Webページの高機能化、ビデオの高精細化に伴い、インターネット上で転送されるデジタルコンテンツの容量が増大しています。そのためネットワークが混雑し、Webページが表示されるまでの待ち時間が増加したり、動画再生が途中で停止するなどの通信品質の低下が突発的に発生する問題が生じています。

そこで以下のテーマなどを中心に、Webや動画サービスといったネットワークサービスを快適に使い続けるためのキャッシュ配信技術の研究に取り組んでいます。

Anycast CDNの配信サーバ選択法

Anycast CDN では、複数の目的アドレスの中からIPルータが配信先を選択するインターネットのAnycast配信機能を用いて、コンテンツ配信に用いるキャッシュサーバを選択します。しかし同一の IP アドレスに割り当てられるキャッシュサーバの数の増加に伴い、配信サーバの選択の適正度が低下します。

そこで本研究室では、コンテンツの人気の空間的局所性を考慮して、多様なキャッシュサーバセットを遺伝的アルゴリズムを用いて最適に構成する技術の研究に取り組んでいます。

ネットワーク内コンピューティングの資源割当

ネットワーク内のルータで各種演算を行うネットワーク内コンピューティングが、レスポンス時間を低減する技術として広く研究されています。特に演算内容が、複数のプロセスの組と、それらの前後関係から規定される場合には、各プロセスを実行するルータを適切に割り当てる必要があります。

そこで本研究室では、情報指向ネットワークを用いて各プロセスの実行場所を自律的に決定する研究に取り組んでいます。

キャッシュ状態を考慮したコンテンツ推薦技術

Netflix などのコンテンツ配信サービスにおいて、ユーザの嗜好に沿ったコンテンツ推薦がコンテンツ要求の大部分を占める重要な存在となっています。
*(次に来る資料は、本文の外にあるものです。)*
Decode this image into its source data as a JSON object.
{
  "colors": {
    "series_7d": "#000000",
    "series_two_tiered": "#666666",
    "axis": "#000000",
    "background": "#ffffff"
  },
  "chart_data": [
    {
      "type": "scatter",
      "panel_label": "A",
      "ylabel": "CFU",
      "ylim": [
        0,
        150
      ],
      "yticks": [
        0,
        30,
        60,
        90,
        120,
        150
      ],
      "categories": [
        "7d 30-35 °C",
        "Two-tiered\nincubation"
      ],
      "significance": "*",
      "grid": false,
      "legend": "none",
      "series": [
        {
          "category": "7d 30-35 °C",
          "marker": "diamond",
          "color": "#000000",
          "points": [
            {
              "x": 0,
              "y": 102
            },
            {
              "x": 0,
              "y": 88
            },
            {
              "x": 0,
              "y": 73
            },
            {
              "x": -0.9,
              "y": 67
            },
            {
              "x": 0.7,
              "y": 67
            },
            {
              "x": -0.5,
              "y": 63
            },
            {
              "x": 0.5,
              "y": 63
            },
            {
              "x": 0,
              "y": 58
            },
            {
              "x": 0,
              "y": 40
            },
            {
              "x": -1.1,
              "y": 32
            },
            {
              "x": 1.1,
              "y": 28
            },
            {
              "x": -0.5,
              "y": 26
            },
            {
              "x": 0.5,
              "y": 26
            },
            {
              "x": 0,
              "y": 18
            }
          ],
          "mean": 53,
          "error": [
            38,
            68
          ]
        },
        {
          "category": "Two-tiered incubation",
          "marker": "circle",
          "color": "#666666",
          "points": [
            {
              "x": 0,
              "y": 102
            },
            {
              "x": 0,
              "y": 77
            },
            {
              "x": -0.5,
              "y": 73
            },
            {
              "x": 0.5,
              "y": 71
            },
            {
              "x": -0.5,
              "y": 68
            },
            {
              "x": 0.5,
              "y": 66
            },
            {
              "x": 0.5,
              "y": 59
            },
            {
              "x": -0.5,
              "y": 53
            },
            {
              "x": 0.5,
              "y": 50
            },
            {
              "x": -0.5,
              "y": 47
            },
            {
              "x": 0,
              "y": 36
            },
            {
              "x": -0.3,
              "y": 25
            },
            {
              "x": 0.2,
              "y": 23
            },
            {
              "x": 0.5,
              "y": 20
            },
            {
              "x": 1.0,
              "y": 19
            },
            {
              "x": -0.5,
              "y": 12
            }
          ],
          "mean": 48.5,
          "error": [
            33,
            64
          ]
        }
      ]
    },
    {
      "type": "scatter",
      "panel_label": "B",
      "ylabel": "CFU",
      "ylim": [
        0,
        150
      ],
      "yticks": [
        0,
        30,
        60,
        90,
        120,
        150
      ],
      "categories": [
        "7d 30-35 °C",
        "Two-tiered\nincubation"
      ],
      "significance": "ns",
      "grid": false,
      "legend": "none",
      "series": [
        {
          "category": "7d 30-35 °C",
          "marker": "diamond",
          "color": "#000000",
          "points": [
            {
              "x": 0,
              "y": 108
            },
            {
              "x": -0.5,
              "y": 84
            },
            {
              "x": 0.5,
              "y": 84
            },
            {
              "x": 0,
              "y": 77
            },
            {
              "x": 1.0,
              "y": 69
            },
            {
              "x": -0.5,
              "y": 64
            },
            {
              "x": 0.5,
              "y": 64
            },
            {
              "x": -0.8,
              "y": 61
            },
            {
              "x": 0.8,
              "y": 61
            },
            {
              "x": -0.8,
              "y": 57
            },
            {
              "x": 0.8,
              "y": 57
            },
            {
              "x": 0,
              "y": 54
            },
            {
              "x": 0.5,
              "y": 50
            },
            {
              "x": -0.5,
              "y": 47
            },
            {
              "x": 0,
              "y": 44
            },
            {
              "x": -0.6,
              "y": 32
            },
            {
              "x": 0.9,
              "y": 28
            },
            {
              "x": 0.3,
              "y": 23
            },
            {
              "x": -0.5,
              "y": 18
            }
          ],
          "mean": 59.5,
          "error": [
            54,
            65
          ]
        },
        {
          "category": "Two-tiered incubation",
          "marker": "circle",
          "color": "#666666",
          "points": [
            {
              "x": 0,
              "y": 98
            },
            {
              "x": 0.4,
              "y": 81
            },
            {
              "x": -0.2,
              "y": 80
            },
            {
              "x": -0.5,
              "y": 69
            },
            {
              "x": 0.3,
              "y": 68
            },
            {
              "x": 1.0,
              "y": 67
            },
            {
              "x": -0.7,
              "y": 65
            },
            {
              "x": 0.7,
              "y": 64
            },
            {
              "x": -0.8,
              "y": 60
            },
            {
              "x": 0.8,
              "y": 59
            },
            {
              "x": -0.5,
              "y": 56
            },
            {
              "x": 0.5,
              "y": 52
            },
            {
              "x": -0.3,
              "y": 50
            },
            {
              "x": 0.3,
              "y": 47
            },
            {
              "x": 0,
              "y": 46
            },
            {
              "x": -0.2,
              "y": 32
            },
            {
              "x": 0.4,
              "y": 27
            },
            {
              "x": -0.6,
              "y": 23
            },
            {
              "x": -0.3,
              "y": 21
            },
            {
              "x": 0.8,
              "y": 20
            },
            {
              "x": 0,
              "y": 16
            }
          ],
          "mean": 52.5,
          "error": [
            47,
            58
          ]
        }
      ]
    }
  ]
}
しかし多くのコンテンツはCDNを用いて配信されますが、従来の推薦方式はCDNのキャッシュ状態を考慮しないで推薦コンテンツを選択するため、推薦によってキャッシュの性能が低下する問題があります。

そこで本研究室では、ユーザの嗜好と、キャッシュ状態の両方を考慮した,コンテンツ推薦方式の研究に取り組んでいます。低信頼エッジキャッシュを用いた高信頼キャッシュ制御法

低信頼なキャッシュを用いた高信頼キャッシュ配信法

Mobile edge cache(MEC)は、5G/6Gの 無線ネットワークの基地局にキャッシュサーバ (ES: edge server) を設置し、高人気コンテンツをキャッシュをすることで、急増するモバイルトラヒック量を軽減します。しかし基地局の設置数は膨大なため低コストだが低信頼な ES が用いられており、障害による不稼働率の増加が課題となっています。

そこで本研究室では、erasure coding を用いてキャッシュコンテンツの可用性を高める場合の、コンテンツ取得可能性を最適化するES へのコンテンツ挿入法の研究に取り組んでいます。